Por: La Esfera
Tras lograr el control de los brotes de gusano barrenador del ganado en la zona de la Huasteca a principios de enero, la Secretaría de Desarrollo Agropecuario y Recursos Hidráulicos (Sedarh) ha pasado a una fase de consolidación en sus cercos sanitarios.
El objetivo actual es evitar que la dispersión natural de la mosca del gusano barrenador avance hacia el interior del estado, reforzando la vigilancia no solo en los puntos de tránsito ganadero, sino también en las unidades de producción local.
La estrategia preventiva se ha ajustado para responder a la movilidad propia del insecto. Jorge Luis Díaz Salinas, titular de la Sedarh, señaló que la experiencia previa en municipios como Ébano demostró que el control en carreteras es insuficiente, ya que la mosca puede desplazarse por aire hasta 200 kilómetros en su ciclo de vida. Por ello, el personal técnico ha extendido el monitoreo a poblaciones de animales domésticos y de traspatio, que sirven como indicadores de la presencia del insecto en zonas donde no hay movimiento constante de ganado vacuno.
Esta etapa de blindaje busca contener la plaga mientras se concreta la solución de fondo. La dependencia mantiene una comunicación constante con los productores para asegurar que cualquier herida en los animales sea tratada de inmediato, impidiendo que se convierta en un foco de reproducción para las larvas del parásito.

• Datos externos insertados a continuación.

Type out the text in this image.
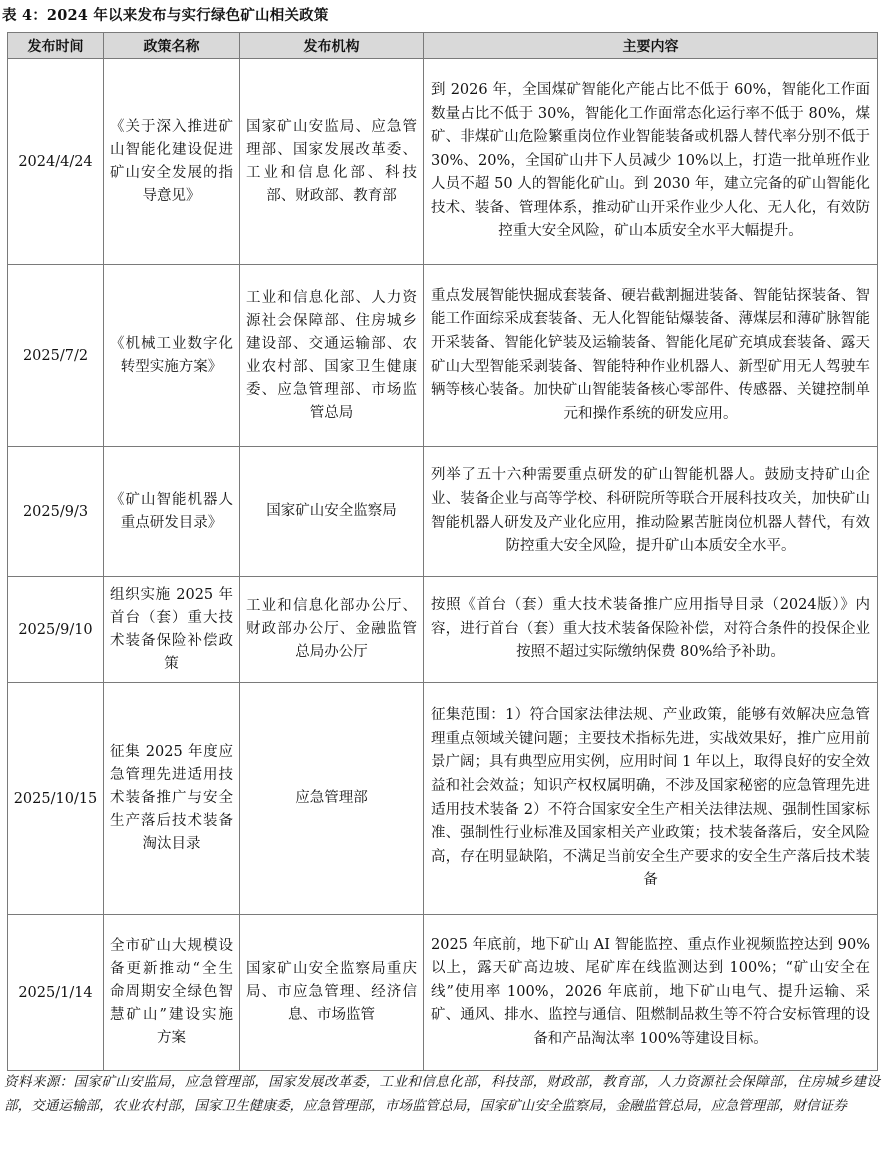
表 4：2024 年以来发布与实行绿色矿山相关政策
发布时间	政策名称	发布机构	主要内容
2024/4/24	《关于深入推进矿山智能化建设促进矿山安全发展的指导意见》	国家矿山安监局、应急管理部、国家发展改革委、工业和信息化部、科技部、财政部、教育部	到 2026 年，全国煤矿智能化产能占比不低于 60%，智能化工作面数量占比不低于 30%，智能化工作面常态化运行率不低于 80%，煤矿、非煤矿山危险繁重岗位作业智能装备或机器人替代率分别不低于 30%、20%，全国矿山井下人员减少 10%以上，打造一批单班作业人员不超 50 人的智能化矿山。到 2030 年，建立完备的矿山智能化技术、装备、管理体系，推动矿山开采作业少人化、无人化，有效防控重大安全风险，矿山本质安全水平大幅提升。

2025/7/2	《机械工业数字化转型实施方案》	工业和信息化部、人力资源社会保障部、住房城乡建设部、交通运输部、农业农村部、国家卫生健康委、应急管理部、市场监管总局	重点发展智能快掘成套装备、硬岩截割掘进装备、智能钻探装备、智能工作面综采成套装备、无人化智能钻爆装备、薄煤层和薄矿脉智能开采装备、智能化铲装及运输装备、智能化尾矿充填成套装备、露天矿山大型智能采剥装备、智能特种作业机器人、新型矿用无人驾驶车辆等核心装备。加快矿山智能装备核心零部件、传感器、关键控制单元和操作系统的研发应用。

2025/9/3	《矿山智能机器人重点研发目录》	国家矿山安全监察局	列举了五十六种需要重点研发的矿山智能机器人。鼓励支持矿山企业、装备企业与高等学校、科研院所等联合开展科技攻关，加快矿山智能机器人研发及产业化应用，推动险累苦脏岗位机器人替代，有效防控重大安全风险，提升矿山本质安全水平。

2025/9/10	组织实施 2025 年首台（套）重大技术装备保险补偿政策	工业和信息化部办公厅、财政部办公厅、金融监管总局办公厅	按照《首台（套）重大技术装备推广应用指导目录（2024版）》内容，进行首台（套）重大技术装备保险补偿，对符合条件的投保企业按照不超过实际缴纳保费 80%给予补助。

2025/10/15	征集 2025 年度应急管理先进适用技术装备推广与安全生产落后技术装备淘汰目录	应急管理部	征集范围：1）符合国家法律法规、产业政策，能够有效解决应急管理重点领域关键问题；主要技术指标先进，实战效果好，推广应用前景广阔；具有典型应用实例，应用时间 1 年以上，取得良好的安全效益和社会效益；知识产权权属明确，不涉及国家秘密的应急管理先进适用技术装备 2）不符合国家安全生产相关法律法规、强制性国家标准、强制性行业标准及国家相关产业政策；技术装备落后，安全风险高，存在明显缺陷，不满足当前安全生产要求的安全生产落后技术装备

2025/1/14	全市矿山大规模设备更新推动“全生命周期安全绿色智慧矿山”建设实施方案	国家矿山安全监察局重庆局、市应急管理、经济信息、市场监管	2025 年底前，地下矿山 AI 智能监控、重点作业视频监控达到 90%以上，露天矿高边坡、尾矿库在线监测达到 100%；“矿山安全在线”使用率 100%，2026 年底前，地下矿山电气、提升运输、采矿、通风、排水、监控与通信、阻燃制品救生等不符合安标管理的设备和产品淘汰率 100%等建设目标。
资料来源：国家矿山安监局，应急管理部，国家发展改革委，工业和信息化部，科技部，财政部，教育部，人力资源社会保障部，住房城乡建设部，交通运输部，农业农村部，国家卫生健康委，应急管理部，市场监管总局，国家矿山安全监察局，金融监管总局，应急管理部，财信证券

Preparación de la ofensiva biológica
El punto central del reforzamiento sanitario es la puesta en marcha de laboratorios especializados para la técnica del insecto estéril. Este programa, que representa una de las apuestas más importantes para la sanidad animal en el estado, se encuentra en fase de preparación técnica. Se estima que en un periodo de cuatro a cinco meses se iniciará la liberación masiva de moscas estériles, un método biológico que permite reducir la población silvestre sin el uso de químicos que afecten al ecosistema o a la calidad de la carne.
La Sedarh enfatiza que, aunque el proceso de laboratorio toma tiempo para alcanzar la escala necesaria, la prevención en campo no se detiene. La colaboración de los ganaderos en el reporte de casos sospechosos es la herramienta más efectiva para mantener bajo control el impacto económico en el sector agropecuario potosino durante este semestre de transición técnica.